The Poznań Fotoplastykon
The Poznań Fotoplastykon is one relic of the past whose life has never been easy. Throughout its existence of over a century, it repeatedly changed hands and sites to finally settle down in the Arkadia building. To learn more about its history, it is best to revert to the time when the stereoscopic photograph craze first took off...
Photoplasticons emerged with the discovery of stereoscopic photography: a method of producing images that offer the illusion of depth. The effect is obtained by taking two pictures of the same object from two different positions. The technique mimics the way images are captured by a pair of human eyes. A breakthrough in the development of photoplasticons came with the construction of the "kaiserpanorama" (imperial panorama) by August Furhmann in the 1980s. At the peak of its popularity, kaiserpanoramas could be found in 250 cities around the world. Furhmann's team of photographers would deliver a new collection of stereoscopic photographs every week. These would then be distributed to his photoplasticons around the globe. With the advent of cinematography, photoplasticons faded into oblivion. Only a dozen have survived the test of time.

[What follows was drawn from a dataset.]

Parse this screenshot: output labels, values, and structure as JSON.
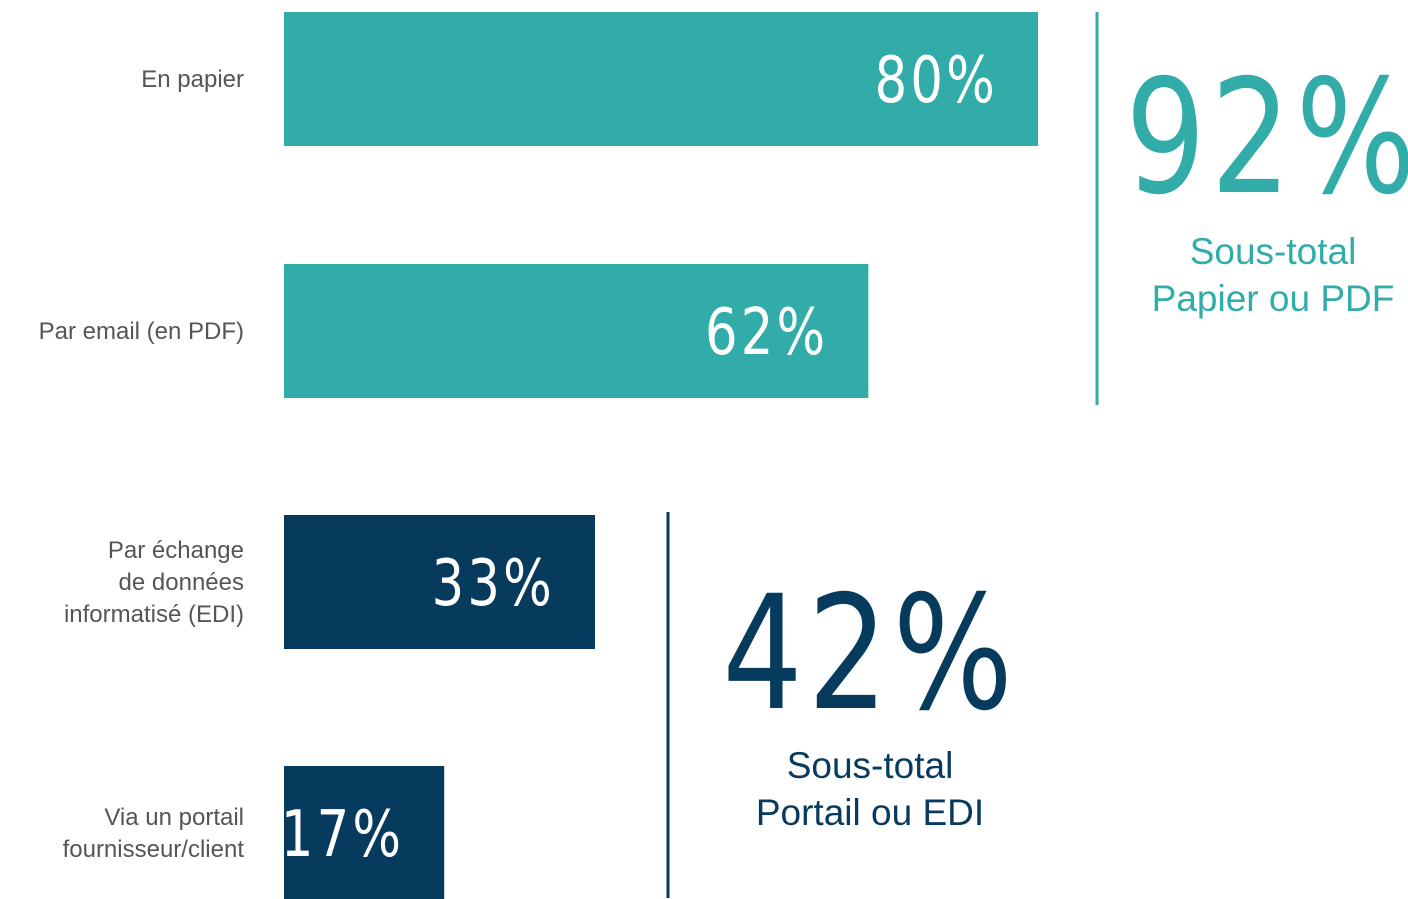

The Poznań Fotoplastykon is one of four photoplasticons that remain in operation in Poland. Its origins date back to the early 20th century. While the exact time of its production is unknown, the first mentions of the device date back to 1923. At the time, the device was housed at ul. Piekary 19 and belonged to the Silski family. It changed hands in 1951. Its new owner, Franciszek Siwiec, moved it to ul. Armii Czerwonej 53 (today's ul. Św. Marcin). The site remains the one most readily associated with the Poznań Fotoplastykon, made popular thanks mainly to its successive owners, Władysław Rut and his son Antoni, both local artistic photographers. In the 1980s and 1990s, the Fotoplastykon was a major crowd draw. For many viewers, photographs of exotic destinations were a much-valued way to learn about the world. Unfortunately, with the dawn of the new era, interest in Fotoplastykon plummeted. This forced Antoni Rut to shut down his Fotoplastykon Gallery in 2005. The device itself was dismantled and stowed in a basement. It got a new lease of life in 2015. The photoplasticon was purchased by Wydawnictwo Miejskie Posnania (Posnania Municipal Publishing House), which renovated it thoroughly and renamed it "the Poznań Fotoplastykon". It was installed in the Arsenał Municipal Gallery for four years. In 2019, the device was moved to the premises of the Publishing House in the Arkadia building on ul. F. Ratajczaka 44, where it remains in operation to the present day.
Four exhibitions have been held since the opening of the Poznań Fotoplastykon in Arkadia, all available for online viewing. These are:
- Gleams of Freedom: a display of stereoscopic photographs from World War I showing military operations, city views and historic events offering rare insights into the bygone era;
- Mission Moon: a collection of stereoscopic photographs from space missions in the 1960s and "70s, including those of the first Moon landing;
- Turn-of-the-Century Poznań: an exhibition of 19th and 20th century photographs showing the city transformations over the years;
- The Tatras in Winter: stereoscopic photographs showing the daily lives of Podhale region residents and the scaling of Tatra mountain peaks in winter.
Due to the pandemic, the facility has been closed to the public. As stereoscopic photography buffs await its reopening, they may view past exhibitions at issuu.com/fotoplastykon_poznanski.